Gary Huang
Synectics, Inc.



Outcomes of desegregated schooling: Joint effects of school factors and student characteristics



FINAL REPORT:

With a critical review of the literature on long-term effects of school desegregation in the United States, we hypothesized that desegregation would not uniformly affect postsecondary outcomes among minority students. As an institutional condition, however, desegregation could change the outcomes' relations with student background and experience. Instead of asking whether desegregation had an impact net ofindividual background effects, we focused on how individual effects on postsecondary success were influenced by school desegregation.

Drawing longitudinal data from the High School and Beyond (HS&B) and using a two-level hierarchical logistic regression technique, we studied minority students' postsecondary outcomes, including: attending any postsecondary schools, attending 4-year college, and completing college four years after high school, with the following predictors: (1) at student level, minority student socioeconomic status, immigration background, curriculum placement, and the length of desegregation experience; and (2) at the school level, high school desegregation, academic program enrollment rates, and average SES.

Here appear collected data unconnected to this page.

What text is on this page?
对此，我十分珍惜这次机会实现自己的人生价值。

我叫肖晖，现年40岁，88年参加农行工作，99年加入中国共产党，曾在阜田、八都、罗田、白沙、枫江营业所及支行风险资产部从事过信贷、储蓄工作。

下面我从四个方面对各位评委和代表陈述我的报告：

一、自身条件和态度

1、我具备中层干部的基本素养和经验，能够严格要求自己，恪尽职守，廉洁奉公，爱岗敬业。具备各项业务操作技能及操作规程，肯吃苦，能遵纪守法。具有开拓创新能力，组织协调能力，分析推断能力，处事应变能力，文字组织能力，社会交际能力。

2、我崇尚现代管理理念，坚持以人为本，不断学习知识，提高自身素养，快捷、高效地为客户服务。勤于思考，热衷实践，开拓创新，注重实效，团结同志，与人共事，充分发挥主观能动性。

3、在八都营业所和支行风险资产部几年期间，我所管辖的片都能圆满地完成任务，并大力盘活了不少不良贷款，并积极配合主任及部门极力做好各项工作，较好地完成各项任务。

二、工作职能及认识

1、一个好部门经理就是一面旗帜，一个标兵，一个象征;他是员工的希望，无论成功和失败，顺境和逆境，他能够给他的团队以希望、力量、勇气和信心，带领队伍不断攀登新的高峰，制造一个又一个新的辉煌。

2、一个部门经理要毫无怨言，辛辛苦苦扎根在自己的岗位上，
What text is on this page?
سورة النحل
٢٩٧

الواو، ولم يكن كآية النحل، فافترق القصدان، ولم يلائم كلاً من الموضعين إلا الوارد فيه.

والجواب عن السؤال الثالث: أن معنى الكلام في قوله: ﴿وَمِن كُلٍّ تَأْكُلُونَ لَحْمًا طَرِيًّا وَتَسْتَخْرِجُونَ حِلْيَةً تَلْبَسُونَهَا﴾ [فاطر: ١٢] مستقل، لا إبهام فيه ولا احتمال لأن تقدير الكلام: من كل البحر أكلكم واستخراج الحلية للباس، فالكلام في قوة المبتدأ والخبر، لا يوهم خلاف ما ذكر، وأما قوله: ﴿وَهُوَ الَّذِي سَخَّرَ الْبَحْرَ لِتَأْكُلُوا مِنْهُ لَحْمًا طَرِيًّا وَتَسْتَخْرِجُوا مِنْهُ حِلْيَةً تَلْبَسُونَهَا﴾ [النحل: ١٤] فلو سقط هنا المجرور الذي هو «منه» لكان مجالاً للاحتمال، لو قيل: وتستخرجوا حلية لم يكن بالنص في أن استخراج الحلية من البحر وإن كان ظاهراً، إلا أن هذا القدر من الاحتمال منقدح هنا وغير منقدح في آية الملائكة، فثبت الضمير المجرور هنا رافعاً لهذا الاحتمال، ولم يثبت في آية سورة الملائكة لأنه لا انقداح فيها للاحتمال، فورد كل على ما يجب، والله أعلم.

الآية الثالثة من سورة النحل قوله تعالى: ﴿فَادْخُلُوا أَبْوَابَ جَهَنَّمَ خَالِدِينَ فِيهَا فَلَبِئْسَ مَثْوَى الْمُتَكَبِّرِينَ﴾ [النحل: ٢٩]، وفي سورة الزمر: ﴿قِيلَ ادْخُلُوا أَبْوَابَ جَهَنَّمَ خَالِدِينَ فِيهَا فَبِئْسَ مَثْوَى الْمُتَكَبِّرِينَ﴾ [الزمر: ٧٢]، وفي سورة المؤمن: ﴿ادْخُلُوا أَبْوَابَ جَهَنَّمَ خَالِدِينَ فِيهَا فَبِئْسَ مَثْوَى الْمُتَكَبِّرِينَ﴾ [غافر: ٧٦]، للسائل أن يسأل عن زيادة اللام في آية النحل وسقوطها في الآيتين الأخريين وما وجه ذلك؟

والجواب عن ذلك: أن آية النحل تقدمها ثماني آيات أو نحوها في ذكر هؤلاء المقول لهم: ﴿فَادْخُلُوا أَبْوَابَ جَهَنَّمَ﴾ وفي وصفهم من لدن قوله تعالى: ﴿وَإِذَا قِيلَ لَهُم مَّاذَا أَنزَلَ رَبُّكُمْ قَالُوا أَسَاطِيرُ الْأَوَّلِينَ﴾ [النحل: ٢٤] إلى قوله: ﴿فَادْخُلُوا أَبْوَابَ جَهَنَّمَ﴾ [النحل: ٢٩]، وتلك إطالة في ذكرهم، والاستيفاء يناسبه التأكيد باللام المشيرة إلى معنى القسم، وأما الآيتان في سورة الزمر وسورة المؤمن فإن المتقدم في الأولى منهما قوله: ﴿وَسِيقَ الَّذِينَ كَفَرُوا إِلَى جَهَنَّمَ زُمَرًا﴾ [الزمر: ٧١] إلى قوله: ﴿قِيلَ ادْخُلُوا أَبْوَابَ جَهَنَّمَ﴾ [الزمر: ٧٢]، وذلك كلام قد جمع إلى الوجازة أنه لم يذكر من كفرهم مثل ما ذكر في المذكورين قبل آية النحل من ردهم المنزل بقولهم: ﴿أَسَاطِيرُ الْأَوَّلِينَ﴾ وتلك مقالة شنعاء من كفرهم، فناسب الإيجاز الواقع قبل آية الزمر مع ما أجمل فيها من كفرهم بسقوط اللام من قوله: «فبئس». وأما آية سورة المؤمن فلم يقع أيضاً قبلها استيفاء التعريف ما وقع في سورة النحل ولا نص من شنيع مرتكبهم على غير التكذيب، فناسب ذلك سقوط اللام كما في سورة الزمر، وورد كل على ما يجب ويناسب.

We found that minority students from desegregated high schools had slightly lower postsecondary education attendance than their peers from segregated schools. Further, the effect of inferior curricula on attendance was worse in desegregated schools than in predominantly minority schools. Desegregation did not appear to change postsecondary attendance's relations with student background (socioeconomic status and immigration status). The results suggested that quality curriculum was crucial for improving minorities' postsecondary attendance; whereas racial composition in high school was not as important as many assumed. Schools with high rates of academic program enrollment had a higher average of minorities' chances for postsecondary education. In such schools, the positive effect of minority children's long experience in desegregated setting was stronger than in schools with low academic program enrollment. But ironically, high academic enrollment also intensified the negative effect on the chances among the minority students who were placed in inferior curricular programs.